"Two wrongs may not make a right but a thousand wrongs make a writer.”

Thursday, July 31, 2025

One True Sentence

 I recently read a report from someone who'd seen a indigo bunting. I never have and I wonder if I ever will. My thoughts trailed off into our poor air quality and growing water problems, starving children and drone warfare, and I wonder, have we all grown too numb to care?

Here in Michigan, for the past two summers we have been under frequest air quality alerts due to wildfires in Canada. Because of drought and heat, these promise to continue and worsen. We grow numb to the gunmetal skies and the misty fog that isn't normal. 

(The Mighty Mac shrouded in smoke)

Four days ago I was outside and noticed that the sky was clear blue, crystal clean to the horizon, and a light bulb went off. This is what it's supposed to look like. That quickly my brain had accepted the gray pollutant-laden air as normal. We are an adaptable species. We adapt to polluted waters, floating fish, and reports of starving children without hearing any of it. We resort to the comfort of word puzzles on our phones and numbing television, the literal burying-of-heads in the sand and hope someone else will make it all better. Slap a Band-Aid on it.

I'm struggling with a work in progress centering around amphibian loss in a polluted world, a world that needs help but those with deep pockets don't care. I'm not a Rom-Com writer. I can't write fantasy, or comic. I think of the  Hemmingway quote "Write one true sentence". That's harder than it sounds. Slow down, think, and write one true thing. It could take all day. A week. But, as Jim Harrison said "Good art doesn't specialize in cheap solutions." Couldn't the same be said for good air? Good water? Good schools and good health?

I think of all the trees I've planted without acknowledging the fact that I will never see them grow to their fullest beauty, never sit under their shade,  but maybe my children will. Maybe a small niece or nephew will. Maybe that's an iota of compensation for not leaving the world better than how we found it. 

But back to this manuscript where I'm stuck on page 216. What do I do with these people?
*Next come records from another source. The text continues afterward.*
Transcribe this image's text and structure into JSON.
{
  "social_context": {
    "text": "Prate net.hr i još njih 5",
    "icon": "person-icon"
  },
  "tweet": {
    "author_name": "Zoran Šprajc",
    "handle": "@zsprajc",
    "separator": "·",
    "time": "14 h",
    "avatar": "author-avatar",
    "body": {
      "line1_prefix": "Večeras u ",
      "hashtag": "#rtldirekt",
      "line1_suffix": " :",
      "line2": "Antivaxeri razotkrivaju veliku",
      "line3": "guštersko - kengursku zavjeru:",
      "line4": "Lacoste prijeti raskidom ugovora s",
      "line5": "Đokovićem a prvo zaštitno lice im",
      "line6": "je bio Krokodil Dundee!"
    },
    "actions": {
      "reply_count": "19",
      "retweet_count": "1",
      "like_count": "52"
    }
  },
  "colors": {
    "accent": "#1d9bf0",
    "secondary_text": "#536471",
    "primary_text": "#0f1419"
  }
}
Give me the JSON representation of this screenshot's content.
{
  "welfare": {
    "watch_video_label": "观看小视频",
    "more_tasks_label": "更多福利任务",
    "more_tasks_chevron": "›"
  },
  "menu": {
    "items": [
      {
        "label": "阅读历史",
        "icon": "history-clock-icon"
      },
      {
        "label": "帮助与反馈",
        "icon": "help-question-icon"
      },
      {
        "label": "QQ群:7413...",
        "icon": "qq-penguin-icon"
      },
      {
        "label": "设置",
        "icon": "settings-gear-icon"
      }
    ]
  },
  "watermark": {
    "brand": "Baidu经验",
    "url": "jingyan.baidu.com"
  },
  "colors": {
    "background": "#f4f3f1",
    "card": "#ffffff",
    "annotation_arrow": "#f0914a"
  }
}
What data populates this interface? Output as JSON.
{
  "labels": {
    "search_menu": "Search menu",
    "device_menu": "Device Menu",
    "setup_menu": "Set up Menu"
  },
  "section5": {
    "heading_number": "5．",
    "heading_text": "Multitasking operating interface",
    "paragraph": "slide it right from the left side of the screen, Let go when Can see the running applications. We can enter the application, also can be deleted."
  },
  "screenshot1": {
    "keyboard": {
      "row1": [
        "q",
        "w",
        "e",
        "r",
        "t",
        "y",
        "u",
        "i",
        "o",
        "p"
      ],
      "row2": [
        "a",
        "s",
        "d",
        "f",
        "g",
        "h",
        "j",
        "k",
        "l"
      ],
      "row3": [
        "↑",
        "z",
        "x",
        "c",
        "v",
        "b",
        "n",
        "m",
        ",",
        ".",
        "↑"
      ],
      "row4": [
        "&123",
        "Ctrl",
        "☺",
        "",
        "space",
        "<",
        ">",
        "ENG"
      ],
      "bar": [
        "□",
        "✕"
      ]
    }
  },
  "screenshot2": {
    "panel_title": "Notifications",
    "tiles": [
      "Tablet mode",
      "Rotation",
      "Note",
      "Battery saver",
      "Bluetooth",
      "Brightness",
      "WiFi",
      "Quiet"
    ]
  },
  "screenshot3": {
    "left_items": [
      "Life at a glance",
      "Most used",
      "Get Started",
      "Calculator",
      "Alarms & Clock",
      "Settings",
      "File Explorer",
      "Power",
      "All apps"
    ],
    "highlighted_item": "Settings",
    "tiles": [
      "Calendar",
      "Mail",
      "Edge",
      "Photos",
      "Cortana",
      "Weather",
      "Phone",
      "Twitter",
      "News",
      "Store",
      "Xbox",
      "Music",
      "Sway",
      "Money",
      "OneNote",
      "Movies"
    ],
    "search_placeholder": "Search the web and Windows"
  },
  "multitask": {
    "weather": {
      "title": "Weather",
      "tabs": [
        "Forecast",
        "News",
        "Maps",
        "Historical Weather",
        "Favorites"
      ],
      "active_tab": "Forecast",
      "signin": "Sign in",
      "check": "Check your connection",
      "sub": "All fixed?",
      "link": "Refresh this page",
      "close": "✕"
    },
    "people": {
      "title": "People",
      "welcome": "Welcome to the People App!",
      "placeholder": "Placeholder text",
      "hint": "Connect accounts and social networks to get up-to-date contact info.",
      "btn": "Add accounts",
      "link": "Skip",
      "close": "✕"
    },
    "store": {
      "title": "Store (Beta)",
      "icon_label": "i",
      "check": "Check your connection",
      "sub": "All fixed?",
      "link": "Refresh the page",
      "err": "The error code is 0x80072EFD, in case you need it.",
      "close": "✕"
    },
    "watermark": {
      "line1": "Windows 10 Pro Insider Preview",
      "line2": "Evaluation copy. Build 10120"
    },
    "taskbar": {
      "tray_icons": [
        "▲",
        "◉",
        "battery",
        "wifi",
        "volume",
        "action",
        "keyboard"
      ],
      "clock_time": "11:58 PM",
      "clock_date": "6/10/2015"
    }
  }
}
How do I make a reader care? I go back to my opening sentence and change it every time. Self-doubt creeps in like an imp on the stairs. Today I will stay off page 1 and work on page 217. 

1 comment:

Helen said...

"But back to this manuscript where I'm stuck on page 216. What do I do with these people? How do I make a reader care? I go back to my opening sentence and change it every time. Self-doubt creeps in like an imp on the stairs. Today I will stay off page 1 and work on page 217." I have a feeling you are going to overcome the block! Sending a ton of positive energy your way ... and by the way I have crossed the Mighty Mac several times, always holding my breath it would seem (a healthy fear of bridges.)